I think it is positive step taken by the government. It need to be strictly regulated and monitored such that no company or individual had the ability to divulge in practice that will lead to another scam of its kind. I have some doubt that in the absence of any strict quality control we should not consider all generic drugs to be bio-equivalent, they may be similar in chemical nature, but a drug to be effective it must be bio-equivalent also. In the absence of strict regulatory control I feel that Generic manufacturer will try to take undue advantage of the system leading to corruption.
 
A very positive step. Our government needs to learn and implement similar measures in Pakistan!
 
Under 12th plan GoI has outlined plans for national health scheme to ensure every Indian has assess to world-class healthcare and is free to the very poorest. I have friends in the medical industry and they have looked very carefully over the GoI's plans and say it is very achievable and doable and that envisengend plan already exists in parts of India like TN/Karnataks and Bangalore.

This word is used a lot but it is the word most of the people I spoke to used on this topic, this is a real "game-changer"!!
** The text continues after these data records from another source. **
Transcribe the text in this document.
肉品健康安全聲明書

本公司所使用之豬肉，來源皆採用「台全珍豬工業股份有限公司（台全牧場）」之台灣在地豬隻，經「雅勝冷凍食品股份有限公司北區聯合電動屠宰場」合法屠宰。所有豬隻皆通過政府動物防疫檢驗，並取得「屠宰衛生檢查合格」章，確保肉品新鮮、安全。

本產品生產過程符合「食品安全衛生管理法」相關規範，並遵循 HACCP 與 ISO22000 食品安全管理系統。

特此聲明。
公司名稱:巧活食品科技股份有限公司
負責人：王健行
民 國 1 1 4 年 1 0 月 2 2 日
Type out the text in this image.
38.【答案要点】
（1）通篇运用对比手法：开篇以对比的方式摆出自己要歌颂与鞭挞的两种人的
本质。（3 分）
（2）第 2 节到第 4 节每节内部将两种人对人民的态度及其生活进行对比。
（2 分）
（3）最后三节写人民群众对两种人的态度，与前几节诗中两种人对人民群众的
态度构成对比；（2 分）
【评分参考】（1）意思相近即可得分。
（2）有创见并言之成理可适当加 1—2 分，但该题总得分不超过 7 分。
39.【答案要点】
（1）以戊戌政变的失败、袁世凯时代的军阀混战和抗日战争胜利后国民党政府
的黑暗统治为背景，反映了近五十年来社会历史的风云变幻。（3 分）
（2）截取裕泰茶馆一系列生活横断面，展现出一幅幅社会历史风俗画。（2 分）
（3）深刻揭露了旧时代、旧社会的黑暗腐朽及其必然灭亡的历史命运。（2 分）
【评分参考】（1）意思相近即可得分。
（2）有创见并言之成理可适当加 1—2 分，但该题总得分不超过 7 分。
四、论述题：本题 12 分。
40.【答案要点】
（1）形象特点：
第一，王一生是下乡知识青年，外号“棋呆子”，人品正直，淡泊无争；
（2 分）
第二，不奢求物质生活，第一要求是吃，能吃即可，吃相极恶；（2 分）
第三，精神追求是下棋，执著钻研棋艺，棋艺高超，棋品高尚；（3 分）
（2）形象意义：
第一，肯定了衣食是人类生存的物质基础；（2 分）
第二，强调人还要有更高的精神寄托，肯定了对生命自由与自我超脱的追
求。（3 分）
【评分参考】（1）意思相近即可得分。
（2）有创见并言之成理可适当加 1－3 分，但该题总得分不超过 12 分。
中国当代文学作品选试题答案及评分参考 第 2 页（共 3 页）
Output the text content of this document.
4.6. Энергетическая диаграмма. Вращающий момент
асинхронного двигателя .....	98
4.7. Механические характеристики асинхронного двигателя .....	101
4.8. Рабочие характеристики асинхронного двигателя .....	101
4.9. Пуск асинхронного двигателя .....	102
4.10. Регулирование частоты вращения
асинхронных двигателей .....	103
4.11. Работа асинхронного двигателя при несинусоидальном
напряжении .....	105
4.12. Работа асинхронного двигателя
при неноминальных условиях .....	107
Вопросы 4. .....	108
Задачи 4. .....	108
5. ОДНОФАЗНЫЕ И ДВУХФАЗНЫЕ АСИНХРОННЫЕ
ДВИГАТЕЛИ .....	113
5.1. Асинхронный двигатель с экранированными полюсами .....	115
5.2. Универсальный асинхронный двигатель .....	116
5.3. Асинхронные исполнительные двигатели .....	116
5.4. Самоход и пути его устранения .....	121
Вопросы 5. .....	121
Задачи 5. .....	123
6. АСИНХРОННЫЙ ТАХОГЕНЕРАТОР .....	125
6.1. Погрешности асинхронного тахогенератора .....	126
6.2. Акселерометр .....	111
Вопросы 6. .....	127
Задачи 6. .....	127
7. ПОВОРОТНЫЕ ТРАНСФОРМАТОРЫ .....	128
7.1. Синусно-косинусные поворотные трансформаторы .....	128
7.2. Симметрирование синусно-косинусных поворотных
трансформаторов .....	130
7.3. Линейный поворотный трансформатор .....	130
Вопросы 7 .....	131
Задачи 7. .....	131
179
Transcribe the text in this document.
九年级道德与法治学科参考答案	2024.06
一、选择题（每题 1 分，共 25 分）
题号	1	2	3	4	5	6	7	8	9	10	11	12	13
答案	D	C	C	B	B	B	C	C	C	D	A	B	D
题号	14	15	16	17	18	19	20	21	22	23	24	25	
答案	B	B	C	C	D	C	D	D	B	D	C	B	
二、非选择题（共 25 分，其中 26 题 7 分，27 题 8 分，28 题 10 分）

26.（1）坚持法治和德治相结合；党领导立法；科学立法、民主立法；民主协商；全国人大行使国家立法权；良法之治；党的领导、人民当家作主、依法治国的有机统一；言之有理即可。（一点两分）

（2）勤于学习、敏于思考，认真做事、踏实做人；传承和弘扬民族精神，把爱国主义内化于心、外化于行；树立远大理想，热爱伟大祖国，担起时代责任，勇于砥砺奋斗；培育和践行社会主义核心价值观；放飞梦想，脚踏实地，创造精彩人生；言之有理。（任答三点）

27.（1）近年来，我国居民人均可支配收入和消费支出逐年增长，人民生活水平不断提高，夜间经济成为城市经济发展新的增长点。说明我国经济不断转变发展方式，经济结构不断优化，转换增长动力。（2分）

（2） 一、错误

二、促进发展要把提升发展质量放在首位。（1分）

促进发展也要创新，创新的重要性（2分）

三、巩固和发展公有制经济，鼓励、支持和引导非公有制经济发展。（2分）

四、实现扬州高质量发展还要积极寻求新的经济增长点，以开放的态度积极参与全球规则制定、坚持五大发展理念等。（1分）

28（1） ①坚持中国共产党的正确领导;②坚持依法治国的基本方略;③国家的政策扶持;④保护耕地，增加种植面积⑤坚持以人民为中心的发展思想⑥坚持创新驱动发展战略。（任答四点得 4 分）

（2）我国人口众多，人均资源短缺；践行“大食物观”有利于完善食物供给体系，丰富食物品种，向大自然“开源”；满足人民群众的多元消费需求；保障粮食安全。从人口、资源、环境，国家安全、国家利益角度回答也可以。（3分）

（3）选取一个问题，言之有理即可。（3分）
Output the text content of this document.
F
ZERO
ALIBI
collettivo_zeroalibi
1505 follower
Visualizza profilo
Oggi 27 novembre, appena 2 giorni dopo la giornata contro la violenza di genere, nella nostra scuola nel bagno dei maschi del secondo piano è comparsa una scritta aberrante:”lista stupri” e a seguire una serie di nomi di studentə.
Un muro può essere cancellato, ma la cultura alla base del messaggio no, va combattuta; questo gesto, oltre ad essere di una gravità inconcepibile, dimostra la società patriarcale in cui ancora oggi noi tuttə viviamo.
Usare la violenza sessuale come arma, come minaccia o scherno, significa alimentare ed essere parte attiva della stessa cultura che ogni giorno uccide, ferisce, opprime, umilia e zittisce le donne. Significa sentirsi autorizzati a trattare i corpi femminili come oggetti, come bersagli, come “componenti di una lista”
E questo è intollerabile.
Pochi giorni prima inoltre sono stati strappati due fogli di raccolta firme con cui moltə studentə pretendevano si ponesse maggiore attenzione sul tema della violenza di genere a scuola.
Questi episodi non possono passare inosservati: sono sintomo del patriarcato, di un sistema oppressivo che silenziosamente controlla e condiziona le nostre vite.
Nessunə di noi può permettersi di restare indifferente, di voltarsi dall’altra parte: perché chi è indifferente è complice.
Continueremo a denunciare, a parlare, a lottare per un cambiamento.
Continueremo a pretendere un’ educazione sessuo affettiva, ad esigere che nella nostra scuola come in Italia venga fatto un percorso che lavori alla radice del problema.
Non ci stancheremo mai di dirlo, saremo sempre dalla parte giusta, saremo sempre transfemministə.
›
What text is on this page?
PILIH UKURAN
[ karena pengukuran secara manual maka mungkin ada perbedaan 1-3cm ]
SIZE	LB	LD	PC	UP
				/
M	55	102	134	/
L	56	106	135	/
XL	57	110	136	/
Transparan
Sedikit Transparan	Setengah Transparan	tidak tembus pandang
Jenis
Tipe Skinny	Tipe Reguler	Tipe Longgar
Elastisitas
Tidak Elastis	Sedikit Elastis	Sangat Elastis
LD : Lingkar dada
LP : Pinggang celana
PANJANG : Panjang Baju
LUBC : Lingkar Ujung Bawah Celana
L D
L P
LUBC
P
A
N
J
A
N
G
What does world class-mean? Is it going to be like the one we have in Germany or France or is it going to be a new Indian definition like how your politicians were propagating the world-class facilities before the CWG?

But it's nonetheless a good step.
 
Götterdämmerung;3146186 said:
What does world class-mean? Is it going to be like the one we have in Germany or France or is it going to be a new Indian definition like how your politicians were propagating the world-class facilities before the CWG?

But it's nonetheless a good step.

Medical facility in India is better than many places in the world. Google world class.
 
Götterdämmerung;3146186 said:
What does world class-mean? Is it going to be like the one we have in Germany or France or is it going to be a new Indian definition like how your politicians were propagating the world-class facilities before the CWG?

But it's nonetheless a good step.

Some of the best medical facilities in India right now are comparable, if not better, than any hospital in the West. But going by what I have heard I would assume "world-class" meant similar levels of treatment and services as in the West ie medicines,vaccinations and treatments for all. Of course with per capita income signifcanlty less in India than in Germany and France it is going to be heard in the next 5 years for all hospitals and the like to be identical to the ones in France and Germany but I'm sure you figured that out yourself. Even still-no point arguing over tedious points, this is a great move to genuinely benefit the most needy and deserving of India. Other poor nations can only dream of taking such steps.